Le BENIN, depuis la Conférence des forces vives de la Nation en 1990, s’est donné un système politique basé sur l’alternance au sommet de l’Etat. De façon alternative, les présidents se succèdent. Ainsi, à la fin de son dernier mandat constitutionnel, le président TALON a convoqué le corps électoral pour choisir le nouveau président du BENIN. Aux termes des tractations électorales et politiques, M. Romuald WADAGNIN a été élu président de la République. La passation des charges entre les présidents sortant et entrant a eu lieu le dimanche 20 mai 2026. Dans la soirée de cette journée, le nouveau président a sorti son gouvernement. On a constaté certains réajustements dénominatifs. Par exemple, le MINISTERE DES ENSEIGNEMENTS SECONDAIRE DE LA FORMATION TECHNIQUE ET PROFESSIONNELLE, anciennement appelé sous cette dénomination s’est vu coupé une partie. La formation technique est désormais sous le contrôle de l’Enseignement Supérieur et la formation professionnelle est sous la tutelle du ministère des petites et moyennes entreprises. Dans le même temps, le président a élargi les charges du ministère des sports avec l’ENGAGEMENT CIVIQUE.

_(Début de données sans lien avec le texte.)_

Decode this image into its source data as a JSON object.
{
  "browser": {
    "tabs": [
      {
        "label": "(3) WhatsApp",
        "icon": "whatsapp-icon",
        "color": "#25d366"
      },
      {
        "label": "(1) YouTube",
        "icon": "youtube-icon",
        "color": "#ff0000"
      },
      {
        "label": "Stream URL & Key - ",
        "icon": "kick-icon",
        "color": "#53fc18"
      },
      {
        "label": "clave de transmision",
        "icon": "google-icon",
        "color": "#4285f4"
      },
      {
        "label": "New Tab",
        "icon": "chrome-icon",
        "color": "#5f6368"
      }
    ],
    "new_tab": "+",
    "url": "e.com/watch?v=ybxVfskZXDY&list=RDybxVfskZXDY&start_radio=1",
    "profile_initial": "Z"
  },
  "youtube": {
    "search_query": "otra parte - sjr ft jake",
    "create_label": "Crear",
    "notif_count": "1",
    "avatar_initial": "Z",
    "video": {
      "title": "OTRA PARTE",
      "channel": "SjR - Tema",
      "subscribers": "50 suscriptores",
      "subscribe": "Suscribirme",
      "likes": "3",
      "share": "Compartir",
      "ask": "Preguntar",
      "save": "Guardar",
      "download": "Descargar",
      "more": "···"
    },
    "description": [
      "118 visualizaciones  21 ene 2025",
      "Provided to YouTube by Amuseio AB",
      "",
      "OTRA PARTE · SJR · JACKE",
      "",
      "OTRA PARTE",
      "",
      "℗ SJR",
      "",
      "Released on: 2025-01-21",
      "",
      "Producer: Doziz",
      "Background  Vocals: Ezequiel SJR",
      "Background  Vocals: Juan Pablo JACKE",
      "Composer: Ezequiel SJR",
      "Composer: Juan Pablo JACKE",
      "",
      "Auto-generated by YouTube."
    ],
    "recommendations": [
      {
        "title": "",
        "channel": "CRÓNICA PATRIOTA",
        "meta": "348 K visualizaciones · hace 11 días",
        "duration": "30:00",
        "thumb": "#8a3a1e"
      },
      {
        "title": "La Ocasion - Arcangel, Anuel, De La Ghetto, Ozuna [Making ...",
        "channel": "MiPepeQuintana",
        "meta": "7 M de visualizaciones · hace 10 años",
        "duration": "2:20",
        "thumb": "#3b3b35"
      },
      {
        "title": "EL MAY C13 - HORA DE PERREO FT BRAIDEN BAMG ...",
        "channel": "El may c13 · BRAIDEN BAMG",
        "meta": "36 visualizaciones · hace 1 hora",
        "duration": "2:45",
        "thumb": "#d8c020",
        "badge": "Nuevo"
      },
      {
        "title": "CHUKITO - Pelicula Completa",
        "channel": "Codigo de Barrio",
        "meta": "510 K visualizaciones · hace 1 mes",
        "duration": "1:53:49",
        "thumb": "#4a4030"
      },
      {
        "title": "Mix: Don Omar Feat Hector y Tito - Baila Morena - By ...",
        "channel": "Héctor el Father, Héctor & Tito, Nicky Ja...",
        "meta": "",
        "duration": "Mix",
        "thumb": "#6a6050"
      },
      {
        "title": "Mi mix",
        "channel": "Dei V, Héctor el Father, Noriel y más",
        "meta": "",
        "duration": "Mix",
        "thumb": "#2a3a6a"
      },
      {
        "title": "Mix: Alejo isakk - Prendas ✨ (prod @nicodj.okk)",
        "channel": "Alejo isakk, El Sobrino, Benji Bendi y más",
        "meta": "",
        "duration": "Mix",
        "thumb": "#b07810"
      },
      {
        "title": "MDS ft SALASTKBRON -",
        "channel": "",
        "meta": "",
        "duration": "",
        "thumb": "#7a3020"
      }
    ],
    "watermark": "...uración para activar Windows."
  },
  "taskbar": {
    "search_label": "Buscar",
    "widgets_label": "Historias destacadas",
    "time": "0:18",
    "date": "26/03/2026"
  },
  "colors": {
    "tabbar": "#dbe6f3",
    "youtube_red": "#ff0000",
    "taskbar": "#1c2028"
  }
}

Personnellement j’étais très ravi de cette nouvelle trouvaille politique. En effet, l’Engagement civique, indispensable pour la bonne marche de l’Etat, s’avère aujourd’hui plus nécessaire que jamais, car notre pays traverse une crise éducative. Les parents, jadis, savaient commander à leurs enfants qui leur obéissaient. Cela explique le comportement des uns envers les autres. L’autorité familiale connaît un net fléchissement. Il s’agit de la cause principale des pr atiques immorales que nous vivons dans notre pays (la dépravation des mœurs, la débauche, la violence, la toxicomanie, la cybercriminalité, la banalisation de la République). C’est simplement la détérioration des valeurs éthiques et morales de notre société. Il s’agit de ce qu’Emile DURKHEIM appelait « l’anomie ». A travers ce réajustement, le président a touché de doigt l’un des maux qui minent notre pays. Le diagnostic est posé ; le remède est trouvé (éducation civique). Il reste simplement à définir les mécanismes d’application.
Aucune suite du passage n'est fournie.